CGEM : le Code du travail et la formation continue restent des dossiers prioritaires inachevés

CGEM : le Code du travail et la formation continue restent des dossiers prioritaires inachevés

Lors du dernier conseil d’administration de son mandat, tenu le 15 avril, le président sortant de la Confédération Générale des Entreprises du Maroc (CGEM), Chakib Alj, a présenté un bilan globalement positif des actions menées. Il a toutefois souligné que deux chantiers majeurs, la réforme du Code du travail et la refonte de la formation continue, demeurent inaboutis et constituent des priorités pour l’organisation patronale.

Ces deux dossiers, considérés comme structurants pour l’environnement des affaires et la compétitivité des entreprises marocaines, n’ont pas abouti à des réformes concrètes durant la période concernée. Leur avancement reste donc un objectif central pour la CGEM dans la période à venir.

Des réformes attendues par le secteur privé

La révision du Code du travail est un sujet récurrent de plaidoyer de la part du patronat marocain. La CGEM estime qu’une modernisation de la législation est nécessaire pour l’adapter aux nouvelles formes d’organisation du travail et aux défis économiques actuels. L’objectif affiché est de trouver un équilibre entre la protection des droits des travailleurs et la flexibilité requise par les entreprises pour créer de l’emploi.

Parallèlement, le dossier de la formation professionnelle et continue est jugé tout aussi critique. Pour la confédération, une refonte du système est impérative pour mieux aligner les compétences de la main d’œuvre sur les besoins du marché, en particulier dans les secteurs en forte croissance et ceux liés aux nouvelles technologies. La question du financement et de la gouvernance de ce secteur est régulièrement évoquée.

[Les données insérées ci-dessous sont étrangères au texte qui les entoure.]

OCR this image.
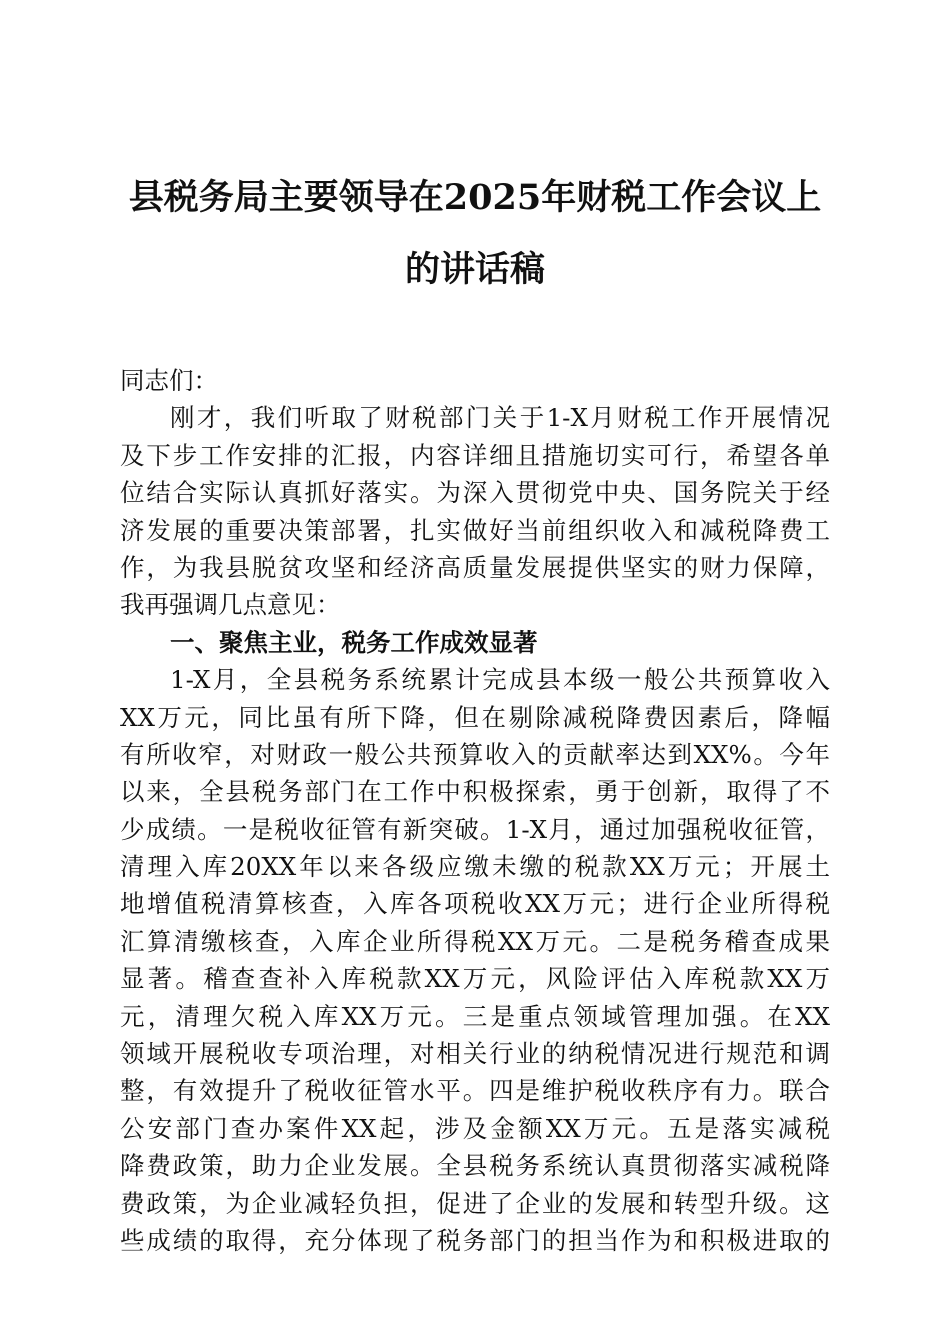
县税务局主要领导在2025年财税工作会议上
的讲话稿
同志们：
刚才，我们听取了财税部门关于1-X月财税工作开展情况
及下步工作安排的汇报，内容详细且措施切实可行，希望各单
位结合实际认真抓好落实。为深入贯彻党中央、国务院关于经
济发展的重要决策部署，扎实做好当前组织收入和减税降费工
作，为我县脱贫攻坚和经济高质量发展提供坚实的财力保障，
我再强调几点意见：
一、聚焦主业，税务工作成效显著
1-X月，全县税务系统累计完成县本级一般公共预算收入
XX万元，同比虽有所下降，但在剔除减税降费因素后，降幅
有所收窄，对财政一般公共预算收入的贡献率达到XX%。今年
以来，全县税务部门在工作中积极探索，勇于创新，取得了不
少成绩。一是税收征管有新突破。1-X月，通过加强税收征管，
清理入库20XX年以来各级应缴未缴的税款XX万元；开展土
地增值税清算核查，入库各项税收XX万元；进行企业所得税
汇算清缴核查，入库企业所得税XX万元。二是税务稽查成果
显著。稽查查补入库税款XX万元，风险评估入库税款XX万
元，清理欠税入库XX万元。三是重点领域管理加强。在XX
领域开展税收专项治理，对相关行业的纳税情况进行规范和调
整，有效提升了税收征管水平。四是维护税收秩序有力。联合
公安部门查办案件XX起，涉及金额XX万元。五是落实减税
降费政策，助力企业发展。全县税务系统认真贯彻落实减税降
费政策，为企业减轻负担，促进了企业的发展和转型升级。这
些成绩的取得，充分体现了税务部门的担当作为和积极进取的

Un héritage pour la future présidence

L’identification de ces chantiers inachevés par le président sortant fixe de facto une partie de l’agenda pour son successeur. La continuité sur ces dossiers techniques et sensibles, qui nécessitent un dialogue social approfondi avec les partenaires syndicaux et les pouvoirs publics, sera attendue.

La CGEM, en tant que principale organisation représentative des entreprises au Maroc, joue un rôle de proposition et de négociation dans l’élaboration des politiques économiques et sociales. Ses positions sur le droit du travail et la formation influencent directement le débat public et les projets de loi gouvernementaux.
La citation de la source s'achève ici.